6. Shrinkage of Soil
a. The scope of shrinkage is high for the soil compacted to wet of optimum than dry of optimum.
b. For dry of optimum compaction, soil particles are in random orientation and they remain in durable condition.
c. For wet of optimum, soil particles remain in parallel orientation and they become inconstant that streamlines the packing of particles producing shrinkage.
7. Pore Water Pressure
a. Pore water pressure is extreme for those soil whose water content is high. So, soils compacted to wet of optimum compaction will expose more pore water pressure as compared to soil compacted dry of optimum.
8. Stress-strain Behavior of Soil
a.
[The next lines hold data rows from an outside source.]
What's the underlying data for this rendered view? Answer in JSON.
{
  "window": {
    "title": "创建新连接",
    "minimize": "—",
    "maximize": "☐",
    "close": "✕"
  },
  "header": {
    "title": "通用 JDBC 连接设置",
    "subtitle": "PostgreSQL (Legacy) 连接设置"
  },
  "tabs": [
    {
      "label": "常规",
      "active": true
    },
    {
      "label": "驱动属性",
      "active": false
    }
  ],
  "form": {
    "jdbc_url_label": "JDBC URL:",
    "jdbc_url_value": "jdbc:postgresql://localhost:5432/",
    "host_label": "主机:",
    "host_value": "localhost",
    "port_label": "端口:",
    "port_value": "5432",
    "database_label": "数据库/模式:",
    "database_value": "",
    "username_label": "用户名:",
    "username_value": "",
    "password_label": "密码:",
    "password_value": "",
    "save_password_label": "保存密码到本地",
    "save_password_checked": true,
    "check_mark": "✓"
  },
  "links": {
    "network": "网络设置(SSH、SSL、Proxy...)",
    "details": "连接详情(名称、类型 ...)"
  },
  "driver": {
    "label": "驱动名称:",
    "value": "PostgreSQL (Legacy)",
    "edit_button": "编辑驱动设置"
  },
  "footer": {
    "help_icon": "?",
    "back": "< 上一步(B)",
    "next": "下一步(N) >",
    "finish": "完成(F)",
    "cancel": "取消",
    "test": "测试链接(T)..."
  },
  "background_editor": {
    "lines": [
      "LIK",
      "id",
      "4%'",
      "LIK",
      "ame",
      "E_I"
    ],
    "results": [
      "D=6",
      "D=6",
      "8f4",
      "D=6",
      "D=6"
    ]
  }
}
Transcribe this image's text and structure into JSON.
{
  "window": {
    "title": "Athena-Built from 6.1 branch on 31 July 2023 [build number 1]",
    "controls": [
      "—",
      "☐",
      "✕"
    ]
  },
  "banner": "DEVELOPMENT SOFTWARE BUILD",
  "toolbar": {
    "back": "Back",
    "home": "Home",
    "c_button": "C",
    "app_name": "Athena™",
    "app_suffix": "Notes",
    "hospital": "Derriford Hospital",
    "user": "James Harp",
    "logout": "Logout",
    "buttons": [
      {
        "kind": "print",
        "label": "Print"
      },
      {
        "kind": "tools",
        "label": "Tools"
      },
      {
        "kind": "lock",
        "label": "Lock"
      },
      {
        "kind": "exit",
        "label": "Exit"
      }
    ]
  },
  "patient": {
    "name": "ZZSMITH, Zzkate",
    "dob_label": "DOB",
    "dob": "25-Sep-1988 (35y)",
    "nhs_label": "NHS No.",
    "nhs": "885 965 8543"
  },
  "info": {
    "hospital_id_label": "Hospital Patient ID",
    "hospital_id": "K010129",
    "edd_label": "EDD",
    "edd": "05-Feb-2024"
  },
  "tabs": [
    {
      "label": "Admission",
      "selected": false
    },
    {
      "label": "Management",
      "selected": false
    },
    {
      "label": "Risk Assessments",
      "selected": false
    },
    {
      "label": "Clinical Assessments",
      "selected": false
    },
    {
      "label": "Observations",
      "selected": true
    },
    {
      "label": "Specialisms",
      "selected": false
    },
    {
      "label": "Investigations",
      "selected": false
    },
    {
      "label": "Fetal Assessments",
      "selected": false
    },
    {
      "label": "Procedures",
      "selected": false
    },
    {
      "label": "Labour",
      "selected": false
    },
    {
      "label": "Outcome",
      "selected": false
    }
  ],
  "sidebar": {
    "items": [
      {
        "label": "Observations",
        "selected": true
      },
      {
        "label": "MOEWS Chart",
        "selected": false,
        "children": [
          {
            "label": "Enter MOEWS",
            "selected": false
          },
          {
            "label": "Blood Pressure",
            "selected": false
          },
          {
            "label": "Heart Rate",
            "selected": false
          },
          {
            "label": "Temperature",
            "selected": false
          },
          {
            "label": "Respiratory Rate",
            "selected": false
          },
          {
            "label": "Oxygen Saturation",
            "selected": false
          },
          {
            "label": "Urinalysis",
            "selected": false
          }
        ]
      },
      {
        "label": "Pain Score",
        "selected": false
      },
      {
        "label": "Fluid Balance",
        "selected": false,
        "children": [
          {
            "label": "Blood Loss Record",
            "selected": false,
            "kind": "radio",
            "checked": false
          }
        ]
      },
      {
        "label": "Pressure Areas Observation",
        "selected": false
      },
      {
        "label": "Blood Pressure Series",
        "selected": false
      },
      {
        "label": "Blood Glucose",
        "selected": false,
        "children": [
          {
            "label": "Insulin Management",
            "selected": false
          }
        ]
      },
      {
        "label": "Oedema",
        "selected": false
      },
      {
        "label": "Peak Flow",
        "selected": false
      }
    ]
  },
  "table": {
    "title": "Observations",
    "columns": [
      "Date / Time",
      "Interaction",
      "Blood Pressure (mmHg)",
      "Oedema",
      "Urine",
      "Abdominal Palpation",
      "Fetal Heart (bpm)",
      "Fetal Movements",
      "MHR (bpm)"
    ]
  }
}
Soils compacted to dry side of optimum will bear more stress for little strain and as a result, stress-strain curve of this type of soil is much sheerer and elastic modulus is high. Due to this, brittle failure may happen.
b. In the same way, soils compacted to wet of optimum will create more stress even for smaller stress. Therefore, Stress-Strain curve, in this case, is much flatter and plastic-type failure happens at a larger strain. These type of soils contain low elastic modulus.